I have noticed a new genre of biography and it is very much to my liking as a generalist.
The subject’s story is intertwined with the wider historical picture. I recently read Agent Zo, ostensibly the life of Elżbieta Zawacka. However, it also describes the war in Poland and particularly Warsaw so you get two books for the price of one. She is a brave, tough, resourceful woman. One example is when she is sent from Warsaw to go to the Polish government in exile in London. Her dangerous journey could be a book in itself. Incidentally when she eventually reaches London she is staggered at the lack of insight the London Poles have into what the Resistance are doing in Poland and is not impressed that they keep office hours. She does not hide her feelings and is predictably unpopular. Then the problem arises of how to get her back to Warsaw, something earnestly desired I suspect. For various reasons the only option is to parachute but of course her male superior rules that out because she is a woman. This is red rag to a bull.
She goes as the only woman on a parachuting course at Audley End in Essex with Polish Special Forces. To digress, the military requisitioned so many grand country houses that the SOE was dubbed the Stately ‘Omes of England. As it turns out she is the only woman to parachute into Poland in the war. Her role for much of the war is to act as a courier linking Resistance networks; a dangerous job travelling on forged papers. Inevitably there is betrayal by one of the members of her cell.

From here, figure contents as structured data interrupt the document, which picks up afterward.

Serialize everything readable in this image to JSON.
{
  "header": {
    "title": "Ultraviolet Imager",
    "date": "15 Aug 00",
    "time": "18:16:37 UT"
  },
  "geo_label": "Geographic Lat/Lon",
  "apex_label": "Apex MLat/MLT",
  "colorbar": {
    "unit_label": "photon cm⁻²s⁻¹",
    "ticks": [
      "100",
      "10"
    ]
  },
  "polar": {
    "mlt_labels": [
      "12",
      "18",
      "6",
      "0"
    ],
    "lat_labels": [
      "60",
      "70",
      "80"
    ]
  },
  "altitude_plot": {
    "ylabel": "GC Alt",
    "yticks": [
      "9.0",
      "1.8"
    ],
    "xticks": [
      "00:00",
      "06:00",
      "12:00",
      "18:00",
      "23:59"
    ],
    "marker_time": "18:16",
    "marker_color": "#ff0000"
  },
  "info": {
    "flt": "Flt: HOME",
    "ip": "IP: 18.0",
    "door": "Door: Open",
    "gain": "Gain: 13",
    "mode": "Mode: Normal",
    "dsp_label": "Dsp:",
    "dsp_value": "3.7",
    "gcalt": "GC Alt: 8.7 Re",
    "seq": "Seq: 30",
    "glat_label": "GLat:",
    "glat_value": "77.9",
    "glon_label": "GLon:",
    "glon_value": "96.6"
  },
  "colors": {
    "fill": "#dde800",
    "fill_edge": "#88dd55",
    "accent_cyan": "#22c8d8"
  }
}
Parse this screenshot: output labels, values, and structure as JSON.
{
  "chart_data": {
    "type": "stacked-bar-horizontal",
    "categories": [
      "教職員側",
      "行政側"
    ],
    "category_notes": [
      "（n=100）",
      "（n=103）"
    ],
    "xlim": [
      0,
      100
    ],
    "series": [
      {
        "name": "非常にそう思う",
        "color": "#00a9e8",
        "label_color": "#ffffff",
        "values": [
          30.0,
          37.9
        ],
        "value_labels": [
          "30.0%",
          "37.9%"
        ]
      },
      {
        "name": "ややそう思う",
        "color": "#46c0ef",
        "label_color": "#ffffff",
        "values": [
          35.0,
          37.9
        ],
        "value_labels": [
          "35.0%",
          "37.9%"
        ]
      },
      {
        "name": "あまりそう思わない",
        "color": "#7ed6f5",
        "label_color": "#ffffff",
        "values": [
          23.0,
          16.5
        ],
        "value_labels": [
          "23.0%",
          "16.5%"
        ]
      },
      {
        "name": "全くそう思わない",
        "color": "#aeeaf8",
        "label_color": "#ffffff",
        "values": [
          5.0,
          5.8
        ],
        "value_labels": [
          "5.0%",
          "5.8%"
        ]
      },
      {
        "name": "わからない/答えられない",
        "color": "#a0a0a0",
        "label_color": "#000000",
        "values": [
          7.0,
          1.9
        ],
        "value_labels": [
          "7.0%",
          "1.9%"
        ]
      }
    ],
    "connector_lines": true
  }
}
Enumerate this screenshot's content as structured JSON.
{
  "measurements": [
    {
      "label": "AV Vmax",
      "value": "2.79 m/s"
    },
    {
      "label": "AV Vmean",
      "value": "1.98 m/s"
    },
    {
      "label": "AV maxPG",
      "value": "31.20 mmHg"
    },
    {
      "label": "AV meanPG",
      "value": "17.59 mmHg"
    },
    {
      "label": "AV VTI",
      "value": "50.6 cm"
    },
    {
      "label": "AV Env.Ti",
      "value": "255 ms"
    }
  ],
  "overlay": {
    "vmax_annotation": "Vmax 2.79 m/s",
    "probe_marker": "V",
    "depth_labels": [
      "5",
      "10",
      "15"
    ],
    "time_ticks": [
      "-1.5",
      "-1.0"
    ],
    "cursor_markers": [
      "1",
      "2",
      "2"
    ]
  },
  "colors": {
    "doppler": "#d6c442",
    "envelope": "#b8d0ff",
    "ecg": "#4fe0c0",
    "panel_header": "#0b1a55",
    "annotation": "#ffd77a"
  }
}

The backdrop is the brutal German invasion of Poland and then the no less brutal Russian occupation towards the end of the war. Large numbers of Polish soldiers, sailors and airmen served with the Allies. It was a shameful betrayal when Churchill did not stand up to Stalin and allowed him to occupy Poland, Hungary, Czechoslovakia, Romania and what became East Germany. Admittedly he had his reasons but it was a humanitarian catastrophe. You may remember the libel case Lord Aldington brought against historian Nikolai Tolstoy who he claimed accused him (and Harold MacMillan) of repatriating Poles to certain death under the Soviets. It was a complex case that in financial terms both sides lost. Tolstoy was morally right and Aldington was obeying orders. That puts it in a nutshell.
In conclusion Agent Zo is excellent so long as you have the stomach for brutality, concentration camps, starvation and torture. The Warsaw Uprising is unflinchingly depicted.
Bravo, Christopher, thanks for bringing this to our attention!